После купания я облачилась в одежды, которые не брала с собой в Рим, что делало их новыми по ощущению. Я надела остававшиеся дома золотые украшения, не снимая медальона, подаренного мне Цезарем. Ему предстояло познакомиться и подружиться со всеми моими бусами и ожерельями.
Мы встретились в зале, предназначенном для приватных трапез, что позволило мне до прихода приглашенных устроиться на ложе, прикрыв ноги подолом своего платья. Угощения не подавали: мне не хотелось привлекать внимание к тому, что я ем, а что нет.
Первым пришел Мардиан – пополневший, в тунике с золотой бахромой. Он улыбнулся, поприветствовал меня и сказал:
– Собрание сразу по прибытии – это по-настоящему деловой подход. Я принес все отчеты…

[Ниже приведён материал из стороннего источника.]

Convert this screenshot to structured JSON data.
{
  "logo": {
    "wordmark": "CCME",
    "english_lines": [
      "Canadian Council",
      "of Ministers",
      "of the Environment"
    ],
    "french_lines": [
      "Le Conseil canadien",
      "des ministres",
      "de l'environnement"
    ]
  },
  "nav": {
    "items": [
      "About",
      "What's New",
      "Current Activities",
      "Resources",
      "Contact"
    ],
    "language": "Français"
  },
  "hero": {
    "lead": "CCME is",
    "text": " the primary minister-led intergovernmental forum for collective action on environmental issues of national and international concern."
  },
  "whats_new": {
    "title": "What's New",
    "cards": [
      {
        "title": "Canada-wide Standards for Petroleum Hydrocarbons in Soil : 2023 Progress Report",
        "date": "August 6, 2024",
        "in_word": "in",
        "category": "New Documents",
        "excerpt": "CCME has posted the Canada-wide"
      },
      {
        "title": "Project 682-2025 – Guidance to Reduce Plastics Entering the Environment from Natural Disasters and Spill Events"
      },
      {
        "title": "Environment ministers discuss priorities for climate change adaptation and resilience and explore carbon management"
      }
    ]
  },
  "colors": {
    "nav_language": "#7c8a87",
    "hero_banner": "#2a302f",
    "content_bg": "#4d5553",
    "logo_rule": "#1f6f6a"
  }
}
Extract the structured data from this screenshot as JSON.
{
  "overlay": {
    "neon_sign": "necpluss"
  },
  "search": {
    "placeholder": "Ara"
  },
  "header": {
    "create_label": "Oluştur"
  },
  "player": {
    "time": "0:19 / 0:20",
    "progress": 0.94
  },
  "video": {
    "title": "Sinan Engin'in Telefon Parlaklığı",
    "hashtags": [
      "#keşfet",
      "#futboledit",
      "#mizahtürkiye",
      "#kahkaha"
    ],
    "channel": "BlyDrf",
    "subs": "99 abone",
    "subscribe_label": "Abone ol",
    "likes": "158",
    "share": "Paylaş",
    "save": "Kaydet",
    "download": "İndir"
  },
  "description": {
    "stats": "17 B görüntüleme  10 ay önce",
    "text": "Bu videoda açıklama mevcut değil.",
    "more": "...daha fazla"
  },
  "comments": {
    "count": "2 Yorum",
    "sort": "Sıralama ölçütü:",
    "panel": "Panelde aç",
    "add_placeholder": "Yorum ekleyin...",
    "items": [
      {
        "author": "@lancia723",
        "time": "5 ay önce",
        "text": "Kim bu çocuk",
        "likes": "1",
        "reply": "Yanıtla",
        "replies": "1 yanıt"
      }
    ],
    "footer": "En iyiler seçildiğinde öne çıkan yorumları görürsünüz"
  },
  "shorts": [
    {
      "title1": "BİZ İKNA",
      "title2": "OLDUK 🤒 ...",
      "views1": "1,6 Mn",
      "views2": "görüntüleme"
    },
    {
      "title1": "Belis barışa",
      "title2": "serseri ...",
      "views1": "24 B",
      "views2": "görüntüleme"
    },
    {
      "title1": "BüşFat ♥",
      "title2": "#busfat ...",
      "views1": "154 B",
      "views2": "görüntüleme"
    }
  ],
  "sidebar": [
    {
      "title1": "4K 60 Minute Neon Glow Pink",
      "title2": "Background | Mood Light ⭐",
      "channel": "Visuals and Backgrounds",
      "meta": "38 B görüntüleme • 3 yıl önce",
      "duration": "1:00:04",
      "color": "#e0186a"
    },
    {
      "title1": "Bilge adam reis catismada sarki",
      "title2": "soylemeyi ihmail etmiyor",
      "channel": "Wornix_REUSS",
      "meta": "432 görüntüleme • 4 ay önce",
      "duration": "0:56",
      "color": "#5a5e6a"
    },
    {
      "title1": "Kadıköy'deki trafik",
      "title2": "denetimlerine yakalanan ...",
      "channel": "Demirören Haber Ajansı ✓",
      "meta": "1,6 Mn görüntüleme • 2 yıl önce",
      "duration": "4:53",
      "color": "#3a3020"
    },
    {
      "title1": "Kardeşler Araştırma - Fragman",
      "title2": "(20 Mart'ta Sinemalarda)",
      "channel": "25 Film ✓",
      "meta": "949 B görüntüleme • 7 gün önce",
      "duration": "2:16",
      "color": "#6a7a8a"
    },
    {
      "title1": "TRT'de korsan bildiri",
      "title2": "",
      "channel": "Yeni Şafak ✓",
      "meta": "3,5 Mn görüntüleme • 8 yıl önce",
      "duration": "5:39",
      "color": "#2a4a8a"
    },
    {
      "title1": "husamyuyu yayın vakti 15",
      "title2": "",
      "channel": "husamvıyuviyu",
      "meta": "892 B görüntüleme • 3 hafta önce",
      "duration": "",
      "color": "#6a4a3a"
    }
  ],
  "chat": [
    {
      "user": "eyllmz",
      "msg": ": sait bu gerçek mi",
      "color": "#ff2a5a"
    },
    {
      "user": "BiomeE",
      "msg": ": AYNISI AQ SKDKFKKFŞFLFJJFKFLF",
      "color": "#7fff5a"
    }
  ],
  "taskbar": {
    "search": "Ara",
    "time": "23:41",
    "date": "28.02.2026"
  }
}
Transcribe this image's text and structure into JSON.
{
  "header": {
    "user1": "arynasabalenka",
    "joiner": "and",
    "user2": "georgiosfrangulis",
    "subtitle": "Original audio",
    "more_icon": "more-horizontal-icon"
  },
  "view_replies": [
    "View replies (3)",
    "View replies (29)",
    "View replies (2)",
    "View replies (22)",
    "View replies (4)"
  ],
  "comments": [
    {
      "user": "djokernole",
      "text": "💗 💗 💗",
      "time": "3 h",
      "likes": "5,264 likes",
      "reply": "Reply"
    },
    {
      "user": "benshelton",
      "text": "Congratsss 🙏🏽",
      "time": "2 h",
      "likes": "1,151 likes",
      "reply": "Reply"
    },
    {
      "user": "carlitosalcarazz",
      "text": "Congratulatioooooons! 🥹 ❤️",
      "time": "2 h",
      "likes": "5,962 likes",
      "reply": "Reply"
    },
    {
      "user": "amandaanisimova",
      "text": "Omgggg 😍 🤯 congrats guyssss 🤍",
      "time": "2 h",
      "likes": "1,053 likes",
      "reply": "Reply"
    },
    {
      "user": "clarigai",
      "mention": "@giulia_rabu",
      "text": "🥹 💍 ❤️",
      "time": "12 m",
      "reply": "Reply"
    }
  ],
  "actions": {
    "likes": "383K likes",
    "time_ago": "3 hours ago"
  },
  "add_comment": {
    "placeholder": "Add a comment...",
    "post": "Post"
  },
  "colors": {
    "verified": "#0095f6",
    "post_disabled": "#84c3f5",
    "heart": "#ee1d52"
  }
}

– О нет, с отчетами повременим, – ответила я. – Я вникну в детали позднее, а сегодня просто поговорим в узком кругу о том, что произошло в Риме и в Египте за то время, пока мы не имели возможности обмениваться сведениями.
В дверях появился Эпафродит, как всегда роскошно одетый. Прежде его мрачную красоту подчеркивал малиновый цвет, теперь же оказалось, что в темно-синем он выглядит не менее великолепно.
Прибыли остальные. Аллиен – командующий четырьмя легионами, охранявшими город (Цезарь недавно добавил еще один), смотритель за сборщиками налогов, главный чиновник по пошлинам, главный казначей, главный жрец Сераписа, инспектор оросительных каналов. И само собой, несколько писцов.
Один за другим вельможи официально приветствовали меня. Они произносили фразы, предписанные этикетом, но по выражению их лиц и по голосам я понимала, что они искренне рады моему возвращению.
– Боги благословили меня, даровав благополучное возвращение, – сказала я. – Однако не меньшее благословение – это вы, приложившие столько трудов и усилий для сохранения и благополучия моего царства.
Я обвела взглядом всех собравшихся и решила, что предисловий хватит. Пора приступать к делу. Начать надо с события, безусловно, важнейшего.
– Вы слышали о том… о том, что произошло в Риме?
– Конечно, – ответил Мардиан. – Весь мир слышал об этом. Я думаю, даже кандаке в далекой Нубии знает о случившемся. Наверняка весть дошла и до Индии. Высочайший кедр мира пал, и его падение потрясло мир.
– Меня… меня там не было, – сказала я, изо всех сил стараясь, чтобы мой голос звучал ровно. – Но мне сразу же сообщили обо всем. Именно я распорядилась отнести Цезаря домой и передать в руки жены, Кальпурнии.
Я помолчала. Все взгляды были устремлены ко мне, и было ясно, что лучше самой сказать об этом сразу, чем потом отвечать на вопросы.
– Я присутствовала на похоронах, когда его… сожгли вместе с погребальными дрогами. Толпа на церемонии бесновалась и вела себя так, будто собиралась сделать Цезаря богом…
А потом? Я помнила пылающий огонь, дикие крики, темную ночь – но после них ничего, провал, пока я не оказалась на корабле. Но мои люди не должны этого знать, чтобы не усомниться в моих силах и душевном здоровье.
– Что касается дальнейших событий – что вы слышали?
– По нашим сведениям, управление текущими делами взял на себя Антоний, в качестве единственного консула, – ответил Мардиан. – Убийцы очень непопулярны в Риме, власти они не получили и, скорее всего, скоро покинут город ради собственной безопасности.
– А что слышно об Октавиане? – спросила я, не зная, насколько осведомлен Мардиан.
– Молодой Цезарь – Октавиан хочет, чтобы отныне его называли именно так, – немедленно покинул Аполлонию, чтобы заявить о своем вступлении в права наследования. Сейчас он, должно быть, уже прибыл в Рим.
Значит, он все же решился вернуться в это осиное гнездо. Признаться, я удивилась. Я-то полагала, что он будет выжидать и наблюдать с безопасного отдаления за тем, как повернутся дела.
– Молодой Цезарь?
– Ну да, так его теперь зовут – Гай Юлий Цезарь. Гай Юлий Цезарь Октавиан.
Это имя! Оно могло принадлежать лишь одному человеку! Это пародия! Прежде чем я успела сказать что-нибудь, заговорил военачальник Аллиен.
– Легионы приветствовали нового Цезаря, – сказал он. – Не все, конечно, но значительная часть. В этом имени есть особая магия, а солдаты хотят служить под началом своего старого командира. – Он помолчал и почтительно добавил: – Как и все мы.